THE wreck of the first ship to be sunk in World War Two appear may have been discovered on the Atlantic seabed.
According to War Life, David Mearns, a ship wreck ‘hunter’ says sonar data shows the Athenia to be lying 200m down on Rockall Bank, off the coast off Ireland.
The vessel was struck by a German submarine literally hours after Britain declared war on Germany in 1939 – more than 100 people, including many Americans, were killed.
Germany denied involvement fearing the US would join the war.
U-boat commander, Fritz Julius Lemp, had mistaken the liner for an armed cruiser and the German naval authorities tried to cover up the sub’s actions.
It was not until the Nuremberg Trials after the War that the truth of the U-boat sinking of the SS Athenia finally came out.
The sinking was given dramatic publicity throughout the English-speaking world.
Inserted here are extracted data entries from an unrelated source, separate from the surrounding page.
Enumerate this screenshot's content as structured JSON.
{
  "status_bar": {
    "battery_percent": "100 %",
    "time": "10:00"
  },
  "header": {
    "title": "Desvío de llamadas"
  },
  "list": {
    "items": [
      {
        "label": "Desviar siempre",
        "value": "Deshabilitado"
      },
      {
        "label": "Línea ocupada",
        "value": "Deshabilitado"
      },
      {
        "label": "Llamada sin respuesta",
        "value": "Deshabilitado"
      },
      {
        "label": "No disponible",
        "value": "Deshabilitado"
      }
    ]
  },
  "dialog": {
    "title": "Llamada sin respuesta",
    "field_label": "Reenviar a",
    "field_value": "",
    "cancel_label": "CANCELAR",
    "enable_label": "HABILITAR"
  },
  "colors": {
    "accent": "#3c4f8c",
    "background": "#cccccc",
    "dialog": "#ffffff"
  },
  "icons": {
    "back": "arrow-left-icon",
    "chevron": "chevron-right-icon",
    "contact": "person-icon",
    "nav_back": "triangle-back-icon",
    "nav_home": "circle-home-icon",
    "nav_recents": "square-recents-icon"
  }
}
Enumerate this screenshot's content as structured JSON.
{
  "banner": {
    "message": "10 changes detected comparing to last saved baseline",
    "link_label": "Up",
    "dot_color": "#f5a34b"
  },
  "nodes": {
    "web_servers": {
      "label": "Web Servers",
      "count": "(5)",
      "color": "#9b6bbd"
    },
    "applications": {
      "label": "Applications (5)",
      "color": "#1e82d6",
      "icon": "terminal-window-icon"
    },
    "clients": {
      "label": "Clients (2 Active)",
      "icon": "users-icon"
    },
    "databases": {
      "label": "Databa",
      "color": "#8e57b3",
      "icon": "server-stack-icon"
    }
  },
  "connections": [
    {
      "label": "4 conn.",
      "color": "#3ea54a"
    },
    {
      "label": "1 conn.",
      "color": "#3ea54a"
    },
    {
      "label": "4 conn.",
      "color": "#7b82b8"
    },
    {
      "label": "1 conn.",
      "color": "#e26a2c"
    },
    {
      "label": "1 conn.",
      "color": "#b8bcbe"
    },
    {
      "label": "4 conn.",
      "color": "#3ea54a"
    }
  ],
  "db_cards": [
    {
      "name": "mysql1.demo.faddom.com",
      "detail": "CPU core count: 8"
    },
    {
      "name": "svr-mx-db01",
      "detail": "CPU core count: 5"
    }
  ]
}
The front pages of many newspapers ran photographs of the lost ship along with headlines about the UK’s declaration of war. For example, the Halifax Herald for 4 September 1939 had a banner across its front page announcing “LINER ATHENIA IS TORPEDOED AND SUNK” with, in the center of the page, “EMPIRE AT WAR” in outsized red print.
As Athenia was an unarmed passenger ship, the attack violated the Hague conventions and the London Naval Treaty of 1930 that allowed all warships, including submarines, to stop and search merchant vessels, but forbade capture as prize or sinking unless the ship was carrying contraband or engaged in military activity.